The outer-layer selection uses the distslct algorithm (Gallagher et al. 2003):

  • When the number of samples to select is ≤ F (number of features): use iterative orthogonalisation. Pick the sample with the largest distance from the centroid, project it out of the working matrix (Gram–Schmidt step), and repeat.
  • When the number to select > F: bootstrap F samples with the orthogonalisation method, then extend greedily by cumulative SPXY-style distance — the next sample maximises the sum of distances to all already-selected samples.

Approximate split sizes

Because counts are computed with round in each layer, the final number of training and test samples may differ from the exact requested values by a few samples. This is by design — the layered structure takes priority over exact counts.

Onion vs. XYOnion

OnionSplitXYOnionSplit
Requires target =NoYes
Distance spaceX onlyX + y (normalised SPXY)
Good forUnsupervised coverageRegression with known y
Same as...XYOnion with y = 0

Use OnionSplit when you do not have a target variable, or when covering the feature space is the primary concern (e.g. spectroscopic calibration, geospatial sampling, molecular diversity).

Use XYOnionSplit when you have a regression target and want the outer training layers to cover the response range as well as the feature space — similar reasoning to preferring SPXY over Kennard–Stone.

Onion vs. Kennard–Stone

Both algorithms select training samples that cover the boundary of the data space, but they do it differently:

  • Kennard–Stone is a global greedy algorithm: every new sample maximises the minimum distance to all previously selected samples. It guarantees exact split sizes and is fully deterministic.
  • Onion is a layered algorithm: it peels shells of a fixed thickness (10 % of the remaining pool) and assigns the remainder randomly. This produces a more balanced distribution across the data space (training samples are not concentrated only at the extremes) at the cost of approximate cohort sizes and one random step.

For large n_layers the onion layers become thin and the result approaches Kennard–Stone. For n_layers = 1 almost all samples go through the random step.

Usage

OnionSplit — X only

using DataSplits

res = partition(X, OnionSplit(); train = 70, test = 30)
X_train, X_test = splitdata(res, X)

XYOnionSplit — X and y

using DataSplits

res = partition(X, XYOnionSplit(); target = y, train = 70, test = 30)
X_train, X_test = splitdata(res, X)
y_train, y_test = splitdata(res, y)

Mahalanobis distance

Pass metric_X = nothing to compute Mahalanobis distance from the sample covariance at split time.
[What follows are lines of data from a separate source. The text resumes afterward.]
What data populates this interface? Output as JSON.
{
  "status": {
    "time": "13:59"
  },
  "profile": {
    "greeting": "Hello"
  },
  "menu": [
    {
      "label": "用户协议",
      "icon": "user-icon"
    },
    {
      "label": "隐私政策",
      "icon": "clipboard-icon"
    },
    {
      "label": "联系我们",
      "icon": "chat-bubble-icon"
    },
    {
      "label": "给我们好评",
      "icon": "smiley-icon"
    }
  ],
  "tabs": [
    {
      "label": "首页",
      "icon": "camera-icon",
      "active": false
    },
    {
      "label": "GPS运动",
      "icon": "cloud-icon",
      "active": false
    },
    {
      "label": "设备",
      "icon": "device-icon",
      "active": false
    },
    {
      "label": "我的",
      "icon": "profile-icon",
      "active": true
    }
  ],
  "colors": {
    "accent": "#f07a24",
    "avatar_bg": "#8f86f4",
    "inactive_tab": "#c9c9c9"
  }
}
This accounts for feature correlations and is recommended when variables have very different variances or are highly collinear.

res = partition(X, OnionSplit(; metric_X = nothing); train = 70, test = 30)
res = partition(X, XYOnionSplit(; metric_X = nothing); target = y, train = 70, test = 30)
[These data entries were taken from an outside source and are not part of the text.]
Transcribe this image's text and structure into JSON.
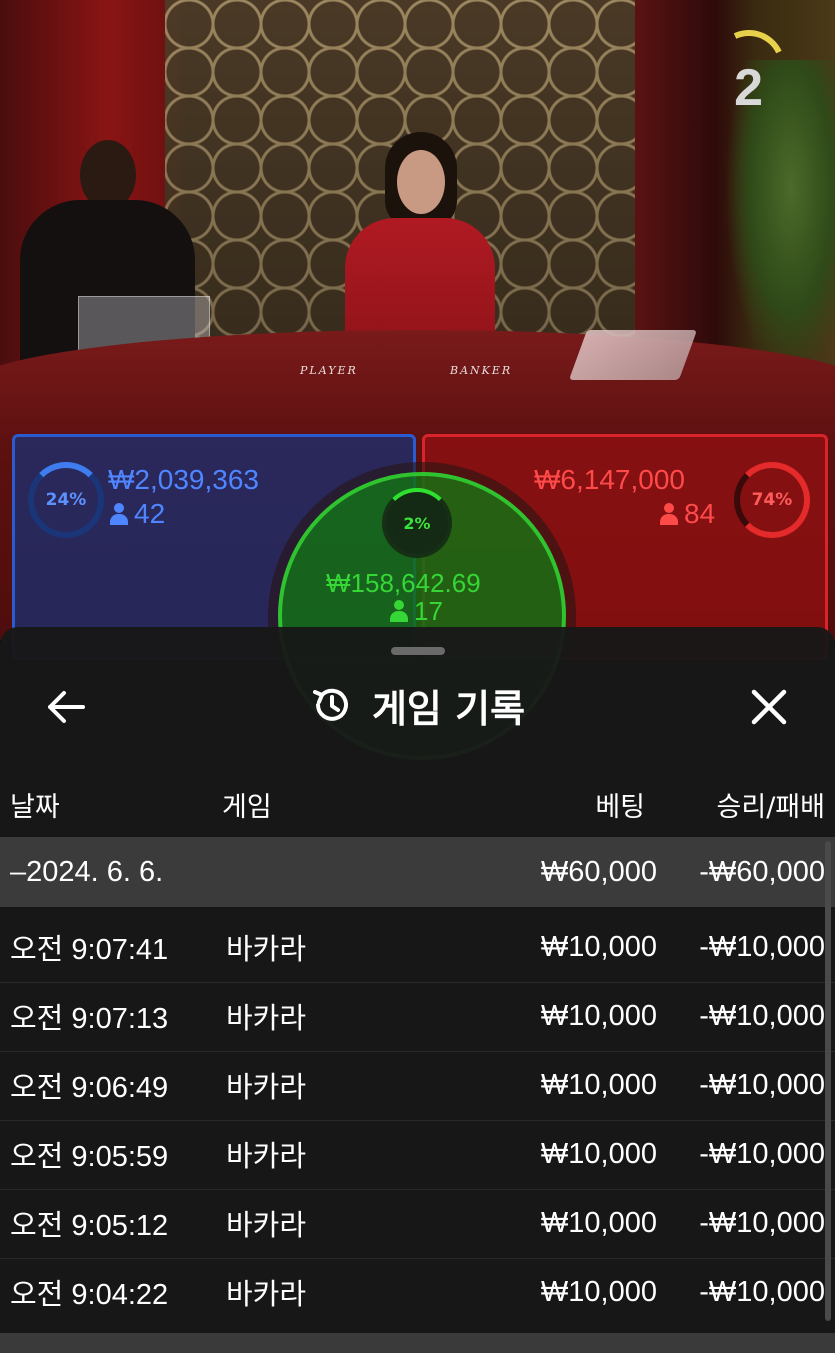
{
  "round": {
    "number": "2"
  },
  "table_labels": {
    "player": "PLAYER",
    "banker": "BANKER"
  },
  "bets": {
    "player": {
      "percent": "24%",
      "amount": "₩2,039,363",
      "count": "42",
      "color": "#4f86ff"
    },
    "banker": {
      "percent": "74%",
      "amount": "₩6,147,000",
      "count": "84",
      "color": "#ff4a4a"
    },
    "tie": {
      "percent": "2%",
      "amount": "₩158,642.69",
      "count": "17",
      "color": "#35d635"
    }
  },
  "sheet": {
    "title": "게임 기록",
    "icons": {
      "back": "arrow-left-icon",
      "history": "history-icon",
      "close": "close-icon"
    },
    "columns": {
      "date": "날짜",
      "game": "게임",
      "bet": "베팅",
      "result": "승리/패배"
    },
    "date_group": {
      "label": "–2024. 6. 6.",
      "bet": "₩60,000",
      "result": "-₩60,000"
    },
    "rows": [
      {
        "time": "오전 9:07:41",
        "game": "바카라",
        "bet": "₩10,000",
        "result": "-₩10,000"
      },
      {
        "time": "오전 9:07:13",
        "game": "바카라",
        "bet": "₩10,000",
        "result": "-₩10,000"
      },
      {
        "time": "오전 9:06:49",
        "game": "바카라",
        "bet": "₩10,000",
        "result": "-₩10,000"
      },
      {
        "time": "오전 9:05:59",
        "game": "바카라",
        "bet": "₩10,000",
        "result": "-₩10,000"
      },
      {
        "time": "오전 9:05:12",
        "game": "바카라",
        "bet": "₩10,000",
        "result": "-₩10,000"
      },
      {
        "time": "오전 9:04:22",
        "game": "바카라",
        "bet": "₩10,000",
        "result": "-₩10,000"
      }
    ]
  }
}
Controlling the number of layers

The default of 3 layers works well for most datasets. For small datasets (N < 30) consider increasing n_layers so that each layer contains at least a few samples:

res = partition(X, OnionSplit(; n_layers = 5); train = 70, test = 30)

API reference

References

Ezenarro, J. et al. XYOnion: A Layer-Based Method for Splitting Datasets into Calibration and Validation Subsets. Analytica Chimica Acta 2025, 344229. https://doi.org/10.1016/j.aca.2025.344229.

Gallagher, N.B.; O'Sullivan, D. Selection of Representative Learning and Test Sets Using the Onion Method. Eigenvector Research Technical Report (2022). https://eigenvector.com/wp-content/uploads/2022/10/Onion_SampleSelection.pdf.

Gallagher, N.B.; Shaver, J.M.; Martin, E.B.; Morris, J.; Wise, B.M.; Windig, W. Curve resolution for images with applications to TOF-SIMS and Raman. Chemometrics and Intelligent Laboratory Systems 2003, 77(1), 105–117.